Игорь извлек пузатую бутылку.
– Нам сегодня б в самый раз.
– Постой, ты же не пьешь? Помнишь, как там наклюкался?
– Помню, Коля, помню. Помню, как ты за меня пошел. Лучше бы я не пил тогда.
– Не лучше. Тебя бы убили, и мы сейчас не стояли бы здесь и не плакали.
Оба вдруг заметили, что слезы обильными горячими каплями обжигают им щеки. Держась друг за друга и не разжимая рук, словно в очередной раз боясь потерять друг друга, они сели на матрас. Игорь налил бальзам, и первую дозу оба почти не почувствовали.
– Рассказывай, дурилка картонная, как тебе-то удалось? – спросил Николай.
– А что мне? После той пьянки, когда ты за меня взялся пакет доставить, а я рухнул на складе в одеяла, проснулся. Слышу, говорят двое. Молдаванин, что у тебя шофером был, и «литер» наш. «Довез? Довез. В лучшем виде. С рук на руки. Его увезли…» То есть – тебя. «А меня отпустили. Даже до части проводили». А «литер» смеется. Я, говорит, его к медали «За мужество» представлю. Газаев с ним разберется. Ну и ладно.
Игорь замолчал.
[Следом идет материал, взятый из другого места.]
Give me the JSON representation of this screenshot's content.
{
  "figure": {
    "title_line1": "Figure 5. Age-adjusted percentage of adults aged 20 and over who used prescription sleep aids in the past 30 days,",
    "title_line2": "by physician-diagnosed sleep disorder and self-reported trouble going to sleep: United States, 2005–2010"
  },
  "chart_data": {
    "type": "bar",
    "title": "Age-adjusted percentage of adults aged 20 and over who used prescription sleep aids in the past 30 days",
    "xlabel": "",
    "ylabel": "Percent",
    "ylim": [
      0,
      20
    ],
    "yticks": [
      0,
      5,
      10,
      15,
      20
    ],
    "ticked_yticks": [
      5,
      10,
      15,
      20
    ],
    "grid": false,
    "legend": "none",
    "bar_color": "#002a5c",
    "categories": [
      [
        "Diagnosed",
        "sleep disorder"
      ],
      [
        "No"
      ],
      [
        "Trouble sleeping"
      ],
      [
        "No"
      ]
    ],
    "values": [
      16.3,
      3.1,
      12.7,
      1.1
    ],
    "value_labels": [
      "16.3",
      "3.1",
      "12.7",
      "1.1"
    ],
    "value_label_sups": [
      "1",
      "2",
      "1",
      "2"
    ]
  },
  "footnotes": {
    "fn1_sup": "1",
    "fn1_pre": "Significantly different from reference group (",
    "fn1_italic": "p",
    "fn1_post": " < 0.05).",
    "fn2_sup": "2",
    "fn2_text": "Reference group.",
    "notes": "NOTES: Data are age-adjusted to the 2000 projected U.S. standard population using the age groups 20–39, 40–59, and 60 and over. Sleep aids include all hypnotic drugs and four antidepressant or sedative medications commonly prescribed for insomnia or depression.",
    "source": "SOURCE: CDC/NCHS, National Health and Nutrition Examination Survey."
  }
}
Так ярко в памяти встал перед ним следующий день, когда получил страшное известие о пленении брата.
– Вот он…
Николай достал пакет.
– Зачем же меня подставили?
– Не тебя, Коля, они подставляли. Меня. Я ж писарем был. Столько бумажек через мои руки прошло. Всяких, Коля, бумажек. Груз гуманитарный, медикаменты, перевязочные материалы. Они ж ценились больше, чем патроны. Трейлерами воровали. С некоторых пор я у них как бельмо в глазу стал. Знал слишком много.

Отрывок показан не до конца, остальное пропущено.